Оказывается, любовь женщины — вовсе не желание принадлежать кому-то, быть с кем-то, против такой любви восставала вся моя душа. Но любовь женщины, Орфеус, это желание все же принадлежать — только не кому-то, а чему-то.
Или это потому, что я русская? “Что-то слышится родное”… “Я не знаю, что такое вдруг случилося со мной” — так поется в наших старинных песнях. Я, женщина, первою призналась в любви, Орфеус, — о, такое у нас в России бывало. Тебе двадцать пять лет, я на семь лет старше тебя, я по происхождению русская дворянка, ты знатный и богатый корейский юноша — и я признаюсь тебе на немецком языке: Ich liebe dich, Orfeus! Благословенна немецкая музыка, любовь к которой и привела нас к этому языку, на котором сочинены тексты месс Баха и Моцарта. Чтобы петь арии так, как это звучит в оригинале, ты специально ведь и выучил немецкий.
Итак, мы с тобой разговариваем на немецком языке, и ты не знаешь моего русского, и я не понимаю твоего корейского. Но у нас есть язык, который возник в мире, наверное, раньше всякого словесного языка. Наверное, до Слова была Музыка. В начале была Музыка, и эта Музыка была в Боге, и Музыка эта была — Бог. Мы с тобою, любимый мой, общаемся на языке Музыки.
Я люблю тебя так, что в этой жизни и во всякой другой, если она будет, должна быть всегда с тобою. Допустим, нам предстоит еще много перерождений или настанет всеобщее обязательное Воскресение в Царстве Божьем — о, я не знаю, не знаю! — а может быть, у нас ничего нет, кроме этой единственной жизни, в которой мы находимся. Но, во всяком случае, я всегда хочу жить вместе с тобой, рядом с тобой — будь это всего одна жизнь, множество странных жизней или нескончаемая весна райских дней.
Ты понимаешь, Орфеус, я раньше хотела смерти, которая от всего бы меня избавила, а теперь я эту смерть ненавижу, потому что она может когда-нибудь нас разлучить.

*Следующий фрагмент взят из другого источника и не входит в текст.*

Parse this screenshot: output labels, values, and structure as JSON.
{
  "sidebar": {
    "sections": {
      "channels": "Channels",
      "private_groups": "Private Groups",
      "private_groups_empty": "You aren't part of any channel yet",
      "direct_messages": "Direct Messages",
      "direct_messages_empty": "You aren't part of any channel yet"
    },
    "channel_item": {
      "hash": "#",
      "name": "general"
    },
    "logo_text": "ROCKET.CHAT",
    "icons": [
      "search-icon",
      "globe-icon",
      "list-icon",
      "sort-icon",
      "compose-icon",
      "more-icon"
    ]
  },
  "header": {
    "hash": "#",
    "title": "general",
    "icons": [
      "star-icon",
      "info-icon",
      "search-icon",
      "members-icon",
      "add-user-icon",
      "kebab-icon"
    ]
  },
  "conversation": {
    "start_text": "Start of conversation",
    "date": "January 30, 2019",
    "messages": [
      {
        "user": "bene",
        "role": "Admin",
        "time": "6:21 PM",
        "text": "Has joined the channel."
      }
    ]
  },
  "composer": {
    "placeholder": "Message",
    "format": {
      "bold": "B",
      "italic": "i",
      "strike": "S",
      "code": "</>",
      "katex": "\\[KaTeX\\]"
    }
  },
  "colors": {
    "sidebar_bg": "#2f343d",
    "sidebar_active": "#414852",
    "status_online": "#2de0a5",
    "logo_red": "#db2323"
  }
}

Я боюсь даже подумать о том, что когда-нибудь прервется наше с тобою общение на языке Музыки. И если даже ты после своей беды никогда, никогда больше не сможешь петь — я все равно буду слышать твое пение, всегда буду слышать. И здесь, среди людей, я останусь единственной, может быть, кто будет помнить твой исчезнувший голос.
Так, как я люблю Орфеуса, любил меня, быть может, мой первый муж — но почему, но за что? этого я так и не поняла. Он давно умер, Евгений, бедный.

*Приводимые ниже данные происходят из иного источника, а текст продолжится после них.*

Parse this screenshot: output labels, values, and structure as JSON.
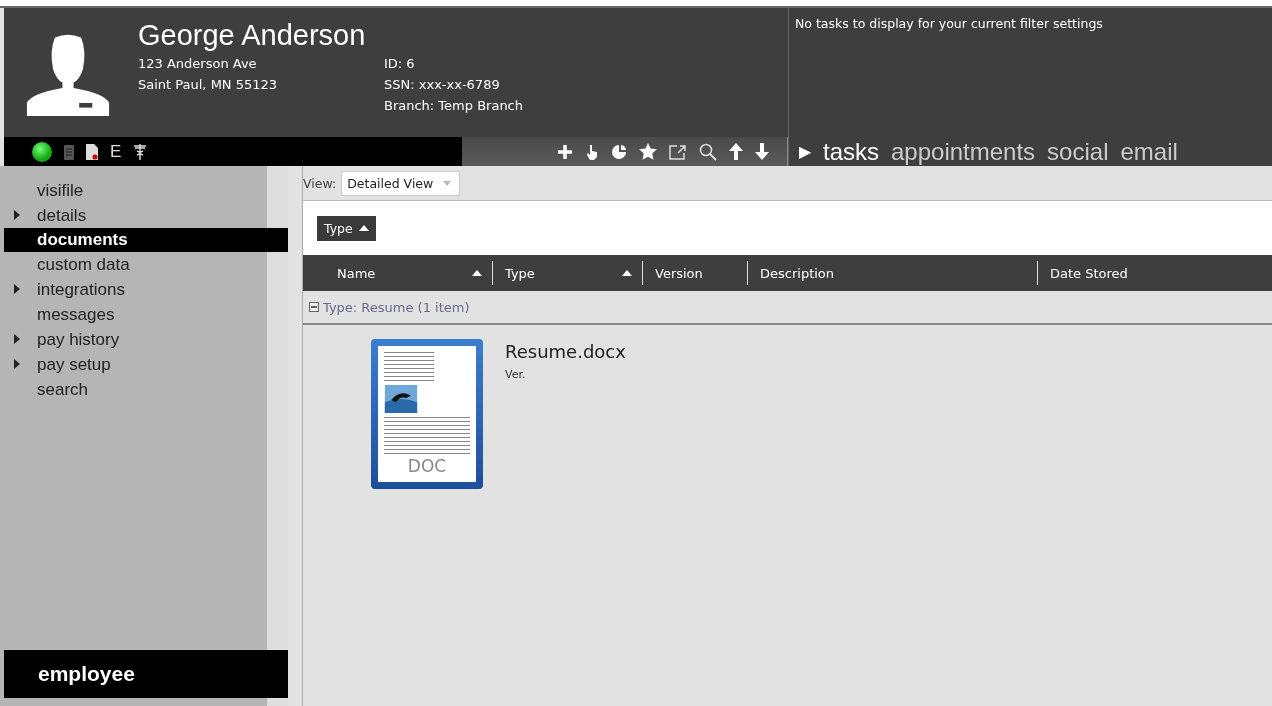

Она ушла, захватив с собою всю многочисленную семейку своих личных вещей, ничего не забыв, — хотя и, полагаю, без сопровождения голубых домашних босоножек, которые я откуда-то привез ей в подарок. Я их видел, кажется, вплоть до того дня, когда ко мне явился усатый Келим и протянул запечатанную в пластиковый пакетик орхидею. А те несколько дней и ночей, что отсутствовала жена и о которых она не захотела давать мне объяснений, явились для меня и для ее вещей, остававшихся дома, временем абсолютно бессмысленного существования. Ибо им — ее платьям, блузкам, колготкам, трусикам, джинсам, шортам, носочкам — и мне, ее незадачливому мужу, от которого она уходила, — нам невозможно было исполнить свое предназначение.

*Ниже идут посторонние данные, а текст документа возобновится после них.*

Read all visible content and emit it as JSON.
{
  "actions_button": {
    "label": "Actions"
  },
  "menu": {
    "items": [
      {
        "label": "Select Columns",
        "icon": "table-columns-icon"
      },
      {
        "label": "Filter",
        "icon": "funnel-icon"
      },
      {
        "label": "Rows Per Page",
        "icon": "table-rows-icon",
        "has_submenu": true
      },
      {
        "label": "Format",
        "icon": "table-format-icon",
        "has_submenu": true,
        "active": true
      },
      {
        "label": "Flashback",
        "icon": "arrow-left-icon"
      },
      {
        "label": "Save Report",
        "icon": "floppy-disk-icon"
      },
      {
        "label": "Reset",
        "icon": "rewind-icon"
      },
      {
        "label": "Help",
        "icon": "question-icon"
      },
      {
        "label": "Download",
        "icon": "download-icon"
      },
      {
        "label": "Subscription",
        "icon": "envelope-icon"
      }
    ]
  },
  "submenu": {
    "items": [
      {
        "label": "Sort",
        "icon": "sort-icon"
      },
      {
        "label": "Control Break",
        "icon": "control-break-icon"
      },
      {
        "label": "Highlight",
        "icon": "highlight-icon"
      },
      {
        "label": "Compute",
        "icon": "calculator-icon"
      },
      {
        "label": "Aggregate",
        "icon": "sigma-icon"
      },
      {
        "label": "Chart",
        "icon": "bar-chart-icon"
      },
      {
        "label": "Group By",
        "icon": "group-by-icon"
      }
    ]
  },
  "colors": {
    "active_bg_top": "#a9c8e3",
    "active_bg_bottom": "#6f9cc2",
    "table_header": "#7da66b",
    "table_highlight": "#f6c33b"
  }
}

Ведь мы существовали только тогда, когда могли холить и лелеять ее нежное тело, ласкать эти ноги в золотистом пуху, льнуть к ним, любить великолепие ее лона, вновь и вновь приникать к нему ради утоления неимоверной жажды, в которой столько же печали, сколько и в знании нечеловеческом.
ЕВГЕНИЙ БЕДНЫЙ
Это было очень и очень странно, неисповедимо: смотреть на улицу через окно квартиры в светящийся листвою деревьев летний день, а самому находиться в своем сыром, наполненном скользкими внутренностями теле и видеть через моргающие люки глаз колеблемую ветром листву на тополях и прыгающих по веткам воробьев. Тот сырой мешок тела, в котором я обретался, был безнадежно плох, как и все прочие подобные мешки на свете, — способен был, того и гляди, в любой момент порваться, и его содержимое могло вывалиться в прореху… Я постепенно до конца постигал все уязвимое несовершенство своего обиталища, всю жалкую, безнадежную его устремленность к какому-то счастью, блаженству…
Моей жены четыре дня не было дома, ночевала неизвестно где, а я ждал ее, выглядывая из своего телесного мешка, со всех сторон окруженный влажной парной тканью мяса, находясь вблизи дерьма своего и внутри потока собственной алой крови — пленник тщеты своей и беспомощный раб собственных вожделений.